Entre los veinte y los treinta años hice dos largos viajes sin rumbo definido, entregado a los estímulos del camino. Mientras deambulaba por Latinoamérica, Estados Unidos, Canadá, Francia o España conocí gente consagrada al nomadismo perpetuo, una fantasía que entonces me sedujo. Sin embargo, sabía que seguir ese destino era relegar un proyecto de familia, idea que también me llamaba. Los que somos así oscilamos entre dos peligros: quedar inmovilizados frente a cada encrucijada o vivir añorando eternamente aquello que decidimos dejar atrás y ya no tenemos.

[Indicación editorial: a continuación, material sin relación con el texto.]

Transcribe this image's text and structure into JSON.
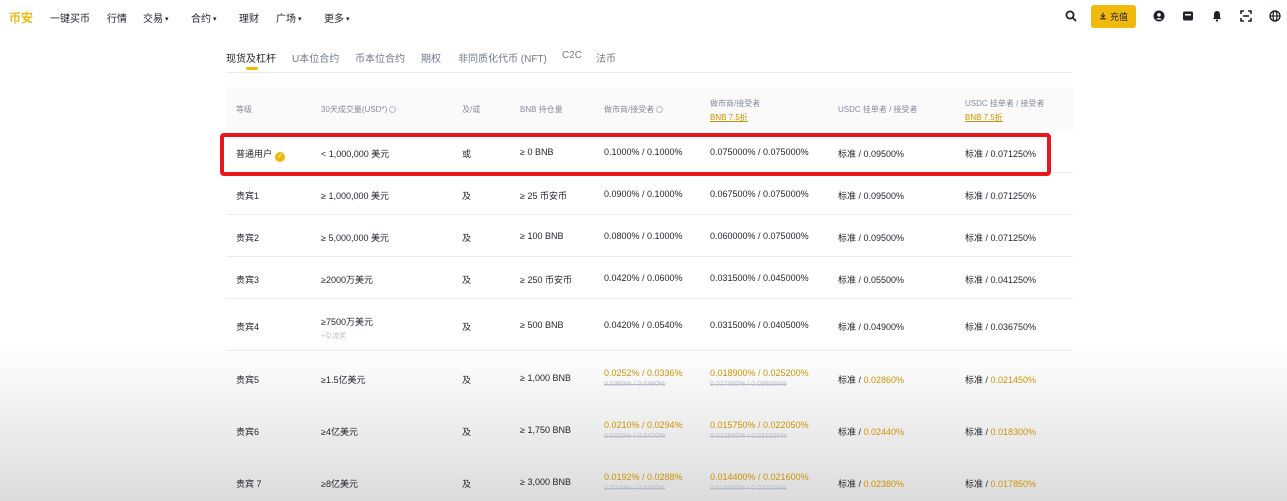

Un día se me ocurrió desdoblar esta contradicción mía en dos personajes y así nació La mano de un dios distante, una novela epistolar en la que Santiago y Jano, viejos amigos de temperamentos disímiles, restablecen contacto después de años sin verse. Santiago, casado y con dos hijos, vive para su ascendente carrera en un banco importante. Jano, que lleva años dando vueltas por Centroamérica, se embarca en la reapertura de un aserradero abandonado en plena selva con la dudosa ayuda de indígenas del lugar. A través de largos mails que van y vienen, los amigos se cuentan su presente a medida que lo van viviendo y rescatan episodios de su pasado en común.
Un día se me ocurrió desdoblar esta contradicción mía en dos personajes y así nació La mano de un dios distante, una novela epistolar en la que Santiago y Jano, viejos amigos de temperamentos disímiles, restablecen contacto después de años sin verse.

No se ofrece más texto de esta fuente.